In August 1822, a Peers Ball was held in the Assembly Rooms on the occasion of a visit by King George IV to Edinburgh.

The building was extended several times during the nineteenth century. In 1818, 22 years since the opening of the Assembly Rooms, the grand portico was added by architect William Burn. Burn and his partner David Bryce went on to design the Music Hall in 1843.

Finally, in 1907, new side wings were completed to designs by Robert Rowand Anderson and Balfour Paul. The extension also saw the inclusion of a new Supper Room, relocating the kitchen to the newly established eastern wing.

In 1945 The Assembly Rooms were sold to the Edinburgh Corporation. The Local Government (Scotland) Act 1973 put Edinburgh under the control of a City Council who took ownership of The Assembly Rooms, with whom they have remained ever since.

==Refurbishment==
In 2011, a £9.3M refurbishment project began, resulting in modernised spaces that retain the Assembly Rooms' original character.

Funding for the project came from Edinburgh Council, with additional contributions from the Heritage Lottery Fund, Historic Scotland, the Scottish Government and Creative Scotland. The renovation was managed by LDN Architects while construction was managed by Balfour Beatty.

==Current use==
The Assembly Rooms in Edinburgh is a multi-purpose event space, regularly hosting conferences, dinners, performances, exhibitions and weddings.

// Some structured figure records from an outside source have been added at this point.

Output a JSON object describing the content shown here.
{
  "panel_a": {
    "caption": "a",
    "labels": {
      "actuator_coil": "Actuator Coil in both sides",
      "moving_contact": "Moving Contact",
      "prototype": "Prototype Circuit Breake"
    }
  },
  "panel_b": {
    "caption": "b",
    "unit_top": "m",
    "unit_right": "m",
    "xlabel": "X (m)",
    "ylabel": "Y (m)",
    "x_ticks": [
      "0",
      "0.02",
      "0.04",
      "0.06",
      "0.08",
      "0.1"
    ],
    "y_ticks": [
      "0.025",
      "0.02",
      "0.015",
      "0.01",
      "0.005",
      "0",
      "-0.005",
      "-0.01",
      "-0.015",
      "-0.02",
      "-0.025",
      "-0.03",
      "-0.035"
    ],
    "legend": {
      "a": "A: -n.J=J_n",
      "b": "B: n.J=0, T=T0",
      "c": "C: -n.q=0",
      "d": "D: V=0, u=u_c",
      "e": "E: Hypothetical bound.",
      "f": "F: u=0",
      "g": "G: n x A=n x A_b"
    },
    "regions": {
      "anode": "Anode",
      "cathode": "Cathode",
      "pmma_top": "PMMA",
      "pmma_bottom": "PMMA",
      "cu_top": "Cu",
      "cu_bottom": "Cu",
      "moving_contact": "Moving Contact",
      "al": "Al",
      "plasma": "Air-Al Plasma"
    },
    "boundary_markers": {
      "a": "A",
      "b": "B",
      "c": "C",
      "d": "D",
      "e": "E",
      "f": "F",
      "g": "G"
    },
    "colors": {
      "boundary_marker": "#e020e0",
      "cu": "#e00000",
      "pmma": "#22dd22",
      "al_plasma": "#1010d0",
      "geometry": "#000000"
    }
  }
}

The venue has two major event spaces, The Ballroom and the Music Hall, and another nine drawing rooms. The venue is decorated throughout with crystal chandeliers, gold leaf and gilt mirrors while also incorporating modern technology.

Room Details
| Room | Max capacity | Area |
|---|---|---|
| Music Hall | 788 | 481m² |
| Ball Room | 400 | 342m² |

==Edinburgh Festival Fringe==
Every year the Assembly Rooms are used as one of the venues for the Edinburgh Festival Fringe. The Assembly Rooms were originally operated by the Assembly Festival group, who took their name from the building. Assembly grew from that base to operate from venues such as Assembly Hall, an 840-seat theatre on the Mound (the largest and oldest operating Fringe venue) that was formerly the home of the Scottish Parliament. and buildings around George Square.

For a short while, Assembly (the company) lost the contract to operate the building during the Fringe to Salt 'n' Sauce Promotions, operators of The Stand Comedy Club. However, from 2016, the contract returned to them.